Er war immer präsent. Schließlich war er ein tragendes Element der Expedition. Zu erkennen, dass er nie mehr dabei sein wird, war schmerzhaft. Manche Momente waren dabei melancholischer als andere.
Welche?
Im Biwak in der Wand denkst Du zum Beispiel an die vielen lustigen Momente, die Du noch vor ein paar Monaten mit Kurt an genau dieser Stelle hattest. Das macht traurig. Oder Du stehst am Standplatz beim Sichern nicht mehr zu dritt, sondern zu zweit.
In solchen Situationen wurde uns der permanent leere, unaufgefüllte Platz neben uns stark bewusst.
Hat diese Belastung die Expedition zu Deiner vielleicht schwierigsten gemacht?
Emotional sind wir bei jeder Unternehmung gefordert. Es zehrt an den Nerven, wenn zum Beispiel das Wetter nicht mitspielt oder ungeplante Schwierigkeiten auftreten. Das alles aber ist mit der Belastung in Venezuela nicht zu vergleichen. So gesehen war die Expedition mit Sicherheit eine der schwierigsten.
Das eine schließt das andere nicht aus. Holger und ich haben immer gesagt, wir wollen die Expedition im Sinne von Kurt vollenden. Das ist uns gelungen.
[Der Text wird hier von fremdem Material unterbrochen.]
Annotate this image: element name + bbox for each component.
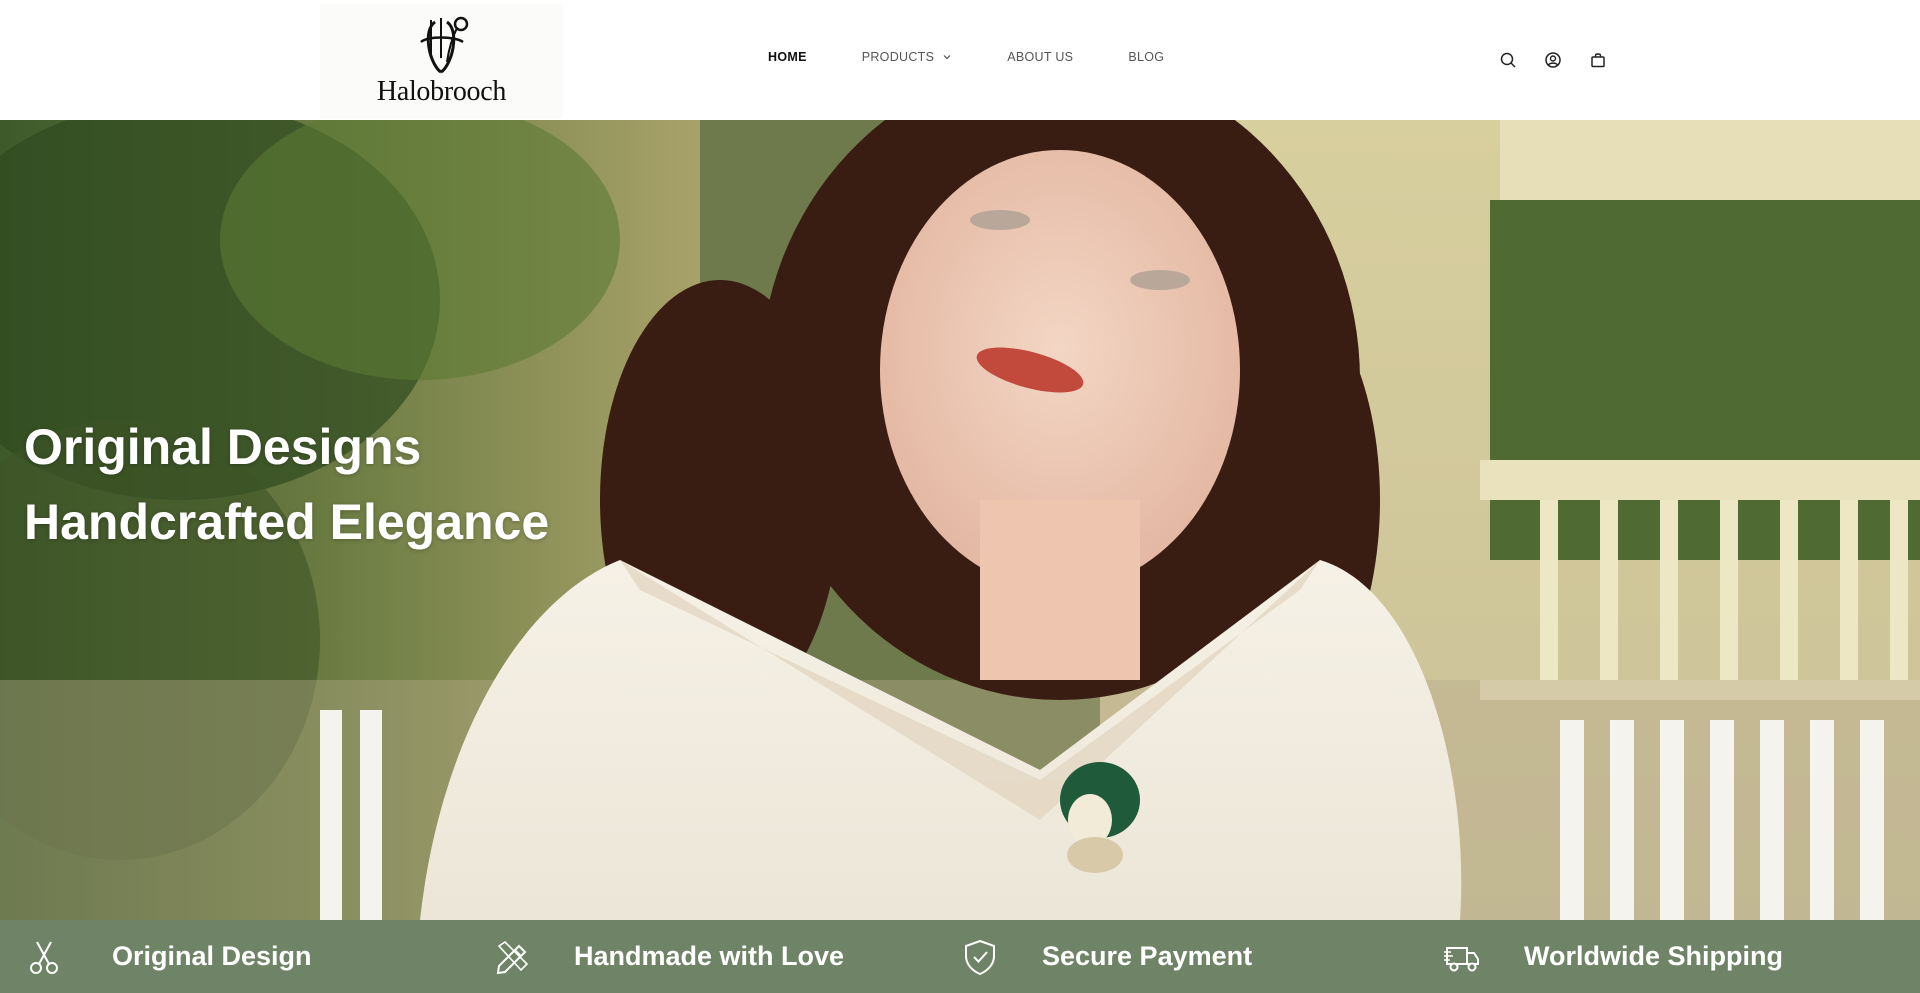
truck-icon [1442,937,1482,977]
main-nav: HOME PRODUCTS ABOUT US BLOG [768,50,1219,64]
feature-label: Handmade with Love [574,941,845,971]
header-actions [1498,50,1633,70]
feature-handmade: Handmade with Love [468,920,936,993]
cart-icon [1591,53,1605,68]
nav-item-blog[interactable]: BLOG [1128,50,1164,64]
hero-banner: Original Designs Handcrafted Elegance [0,120,1920,920]
nav-item-label: BLOG [1128,50,1165,64]
brand-name: Halobrooch [376,76,507,107]
scissors-icon [24,937,64,977]
feature-label: Worldwide Shipping [1524,941,1783,971]
logo-monogram-icon [419,16,468,74]
nav-item-home[interactable]: HOME [768,50,807,64]
feature-original-design: Original Design [0,920,468,993]
hero-line-2: Handcrafted Elegance [24,494,550,550]
nav-item-label: HOME [768,50,807,64]
features-bar: Original Design Handmade with Love Secur… [0,920,1920,993]
chevron-down-icon [943,55,951,60]
search-button[interactable] [1498,50,1518,70]
hero-headline: Original Designs Handcrafted Elegance [24,410,549,560]
feature-label: Secure Payment [1042,941,1253,971]
shield-check-icon [960,937,1000,977]
site-header: Halobrooch HOME PRODUCTS ABOUT US BLOG [0,0,1920,120]
brand-logo[interactable]: Halobrooch [320,4,563,118]
nav-item-label: ABOUT US [1007,50,1074,64]
search-icon [1500,52,1516,68]
nav-item-products[interactable]: PRODUCTS [862,50,953,64]
feature-label: Original Design [112,941,312,971]
feature-secure-payment: Secure Payment [936,920,1404,993]
feature-worldwide-shipping: Worldwide Shipping [1404,920,1872,993]
pencil-ruler-icon [492,937,532,977]
nav-item-label: PRODUCTS [861,50,935,64]
nav-item-about-us[interactable]: ABOUT US [1007,50,1073,64]
account-button[interactable] [1543,50,1563,70]
cart-button[interactable] [1588,50,1608,70]
hero-line-1: Original Designs [24,419,422,475]
account-icon [1545,52,1561,68]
Und das ist ein wunderbares Gefühl.
Eueren ersten Besteigungsversuch musstet Ihr wegen des schlechten Wetters abbrechen. Hat dieses Mal nur die Sonne geschienen?
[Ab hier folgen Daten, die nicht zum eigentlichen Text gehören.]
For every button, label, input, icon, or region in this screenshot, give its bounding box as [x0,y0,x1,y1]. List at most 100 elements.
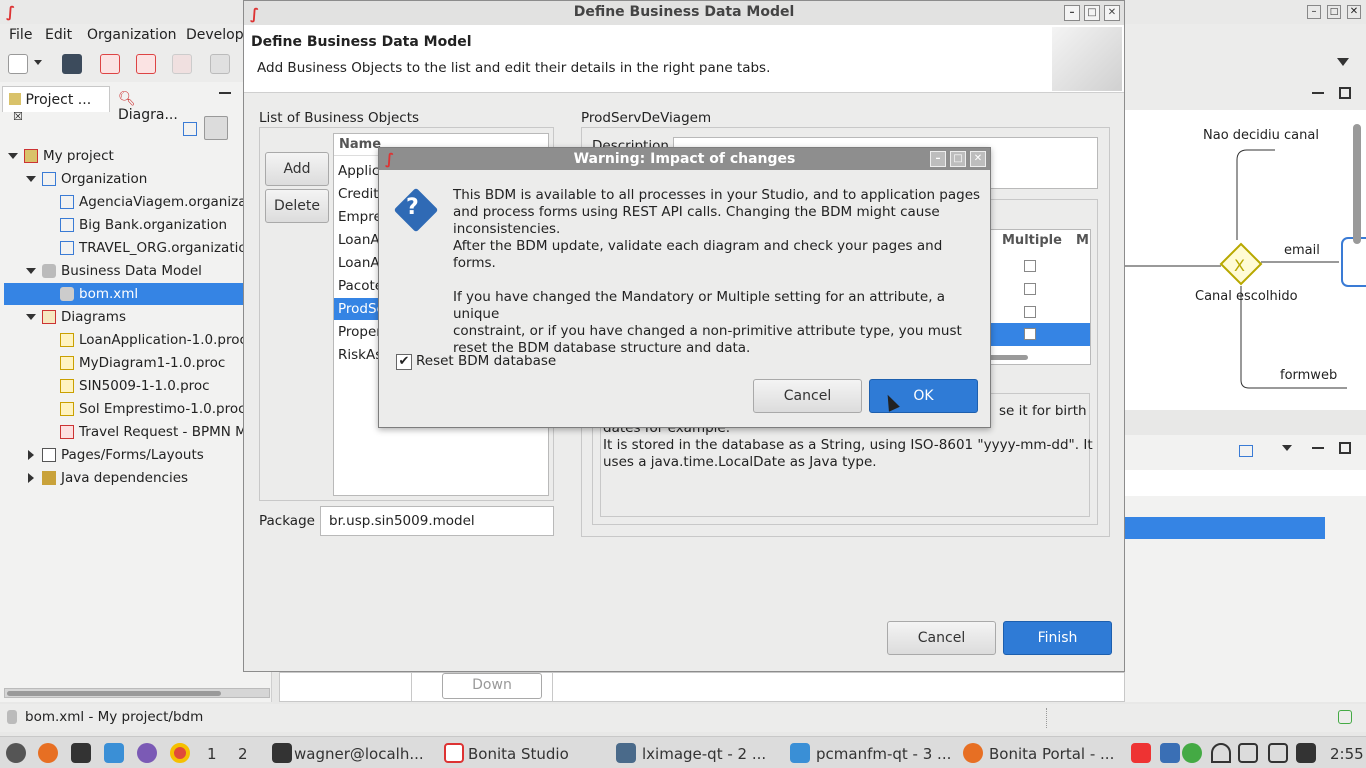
minimize-view-icon[interactable] [1312,92,1324,94]
link-editor-icon[interactable] [204,116,228,140]
tree-item-travel-org[interactable]: TRAVEL_ORG.organization [0,237,270,259]
minimize-icon[interactable]: – [1064,5,1080,21]
chrome-icon[interactable] [170,743,190,763]
file-manager-icon[interactable] [104,743,124,763]
menu-organization[interactable]: Organization [87,27,177,43]
selected-row[interactable] [988,323,1090,346]
horizontal-scrollbar[interactable] [988,355,1028,360]
cancel-button[interactable]: Cancel [887,621,996,655]
new-window-icon[interactable] [1239,445,1253,457]
tree-item-java-deps[interactable]: Java dependencies [0,467,270,489]
view-menu-icon[interactable] [1337,58,1349,66]
expand-icon[interactable] [26,314,36,320]
diagram-canvas[interactable]: X Nao decidiu canal email Canal escolhid… [1125,110,1366,410]
reset-bdm-checkbox[interactable]: ✔ Reset BDM database [396,353,596,373]
taskbar-item-bonita-portal[interactable]: Bonita Portal - ... [989,743,1114,765]
attributes-table[interactable]: Multiple M [987,229,1091,365]
sync-icon[interactable] [1338,710,1352,724]
expand-icon[interactable] [8,153,18,159]
chevron-down-icon[interactable] [1282,445,1292,451]
organization-icon [42,172,56,186]
tree-item-my-project[interactable]: My project [0,145,270,167]
delete-button[interactable]: Delete [265,189,329,223]
tree-item-pages[interactable]: Pages/Forms/Layouts [0,444,270,466]
tree-item-bom-xml[interactable]: bom.xml [4,283,243,305]
tree-item-travel-request[interactable]: Travel Request - BPMN Mo [0,421,270,443]
close-icon[interactable]: ✕ [1104,5,1120,21]
collapse-all-icon[interactable] [183,122,197,136]
checkbox-checked-icon[interactable]: ✔ [396,354,412,370]
multiple-checkbox[interactable] [1024,328,1036,340]
menu-develop[interactable]: Develop [186,27,244,43]
desktop-1[interactable]: 1 [207,743,217,765]
expand-icon[interactable] [28,473,34,483]
menu-file[interactable]: File [9,27,32,43]
bdm-icon[interactable] [136,54,156,74]
minimize-icon[interactable]: – [1307,5,1321,19]
expand-icon[interactable] [26,268,36,274]
m-column-header[interactable]: M [1076,233,1089,248]
tree-item-loanapplication[interactable]: LoanApplication-1.0.proc [0,329,270,351]
tree-item-sol-emprestimo[interactable]: Sol Emprestimo-1.0.proc [0,398,270,420]
maximize-view-icon[interactable] [1339,87,1351,99]
multiple-column-header[interactable]: Multiple [1002,233,1062,248]
tree-item-mydiagram1[interactable]: MyDiagram1-1.0.proc [0,352,270,374]
taskbar-item-bonita-studio[interactable]: Bonita Studio [468,743,569,765]
horizontal-scrollbar[interactable] [4,688,270,698]
maximize-icon[interactable]: □ [1327,5,1341,19]
close-icon[interactable]: ✕ [1347,5,1361,19]
scrollbar-thumb[interactable] [7,691,221,696]
down-button[interactable]: Down [442,673,542,699]
tab-project[interactable]: Project ... ☒ [2,86,110,123]
taskbar-item-terminal[interactable]: wagner@localh... [294,743,424,765]
taskbar-item-pcmanfm[interactable]: pcmanfm-qt - 3 ... [816,743,951,765]
start-menu-icon[interactable] [6,743,26,763]
package-input[interactable]: br.usp.sin5009.model [320,506,554,536]
expand-icon[interactable] [26,176,36,182]
chevron-down-icon[interactable] [34,60,42,65]
maximize-icon[interactable]: □ [1084,5,1100,21]
tree-item-organization[interactable]: Organization [0,168,270,190]
tree-item-bdm[interactable]: Business Data Model [0,260,270,282]
copy-icon[interactable] [210,54,230,74]
close-icon[interactable]: ✕ [970,151,986,167]
volume-icon[interactable] [1296,743,1316,763]
taskbar-item-lximage[interactable]: lximage-qt - 2 ... [642,743,766,765]
multiple-checkbox[interactable] [1024,283,1036,295]
vertical-scrollbar[interactable] [1353,124,1361,244]
multiple-checkbox[interactable] [1024,260,1036,272]
image-viewer-icon [616,743,636,763]
anydesk-icon[interactable] [1131,743,1151,763]
deploy-icon[interactable] [100,54,120,74]
minimize-view-icon[interactable] [219,92,231,94]
menu-edit[interactable]: Edit [45,27,72,43]
terminal-icon[interactable] [71,743,91,763]
network-monitor-icon[interactable] [1160,743,1180,763]
selected-row[interactable] [1125,517,1325,539]
add-button[interactable]: Add [265,152,329,186]
tab-diagrams[interactable]: 🔍︎ Diagra... [112,86,202,123]
export-icon[interactable] [172,54,192,74]
maximize-icon[interactable]: □ [950,151,966,167]
tree-item-bigbank[interactable]: Big Bank.organization [0,214,270,236]
update-icon[interactable] [1182,743,1202,763]
minimize-view-icon[interactable] [1312,447,1324,449]
new-icon[interactable] [8,54,28,74]
firefox-icon[interactable] [38,743,58,763]
eclipse-icon[interactable] [137,743,157,763]
close-icon[interactable]: ☒ [13,110,23,123]
expand-icon[interactable] [28,450,34,460]
cancel-button[interactable]: Cancel [753,379,862,413]
warning-icon[interactable] [1238,743,1258,763]
maximize-view-icon[interactable] [1339,442,1351,454]
desktop-2[interactable]: 2 [238,743,248,765]
minimize-icon[interactable]: – [930,151,946,167]
save-icon[interactable] [62,54,82,74]
tree-item-diagrams[interactable]: Diagrams [0,306,270,328]
wifi-icon[interactable] [1211,743,1231,763]
display-icon[interactable] [1268,743,1288,763]
tree-item-sin5009[interactable]: SIN5009-1-1.0.proc [0,375,270,397]
tree-item-agenciaviagem[interactable]: AgenciaViagem.organizat [0,191,270,213]
multiple-checkbox[interactable] [1024,306,1036,318]
finish-button[interactable]: Finish [1003,621,1112,655]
Ganz im Gegenteil. Wir konnten die Uhr danach stellen: Täglich hat es ab Mittag geschüttet und geschüttet. Sintflutartig schoss innerhalb von kürzester Zeit das Wasser vom Berg herunter, in riesigen Wasserfällen. Es war permanent nass.
Wie lässt sich da klettern?
Wir waren jedes Mal froh, wenn wir in der Wand waren. Denn das war der einzig trockene Ort. Alles war nass und feucht: die Kleidung, die Haken, das Seil, nur nicht der Fels. Die Route, die wir durch die Wand gewählt hatten, war in den letzten neun Seillängen so überhängend, dass das Wasser hinter uns vorbeigeschossen ist. Zum Teil war es so laut, dass Holger und ich uns nur über lautes Schreien verständigen konnten. Es war bizarr.
Und das war schön?
Es war atemberaubend, wirklich unglaublich. Die Natur, der Fels, die Lichtverhältnisse. Einfach unbeschreiblich. Das war wohl die schönste Kletterei, die ich jemals gemacht habe. Auch wegen der Dramaturgie: Es wird kontinuierlich schwerer. Die Schlüsselstelle im zehnten Schwierigkeitsgrad kommt in der letzten, der 16. Seillänge.
Euere Erfahrungen werden ab Herbst im Kino zu sehen sein. Ein achtköpfiges Filmteam hat Euch dafür nach Venezuela begleitet. Inwiefern hat das die Expedition beeinflusst?
Das diktiert den Ablauf. Wir waren etwa vier Wochen unterwegs, davon nur eine Woche in der Wand. Den Rest der Zeit standen Dreharbeiten auf dem Programm. Die Aufnahmen aber entschädigen für alles. Sie verraten einen weiteren Grund, weshalb der Name ,Behind the Rainbow’ so perfekt zur Route passt: Wenn die Sonne durchgedrungen ist, sind wir genau unter einem Regenbogen geklettert. Und das war fast jeden Tag.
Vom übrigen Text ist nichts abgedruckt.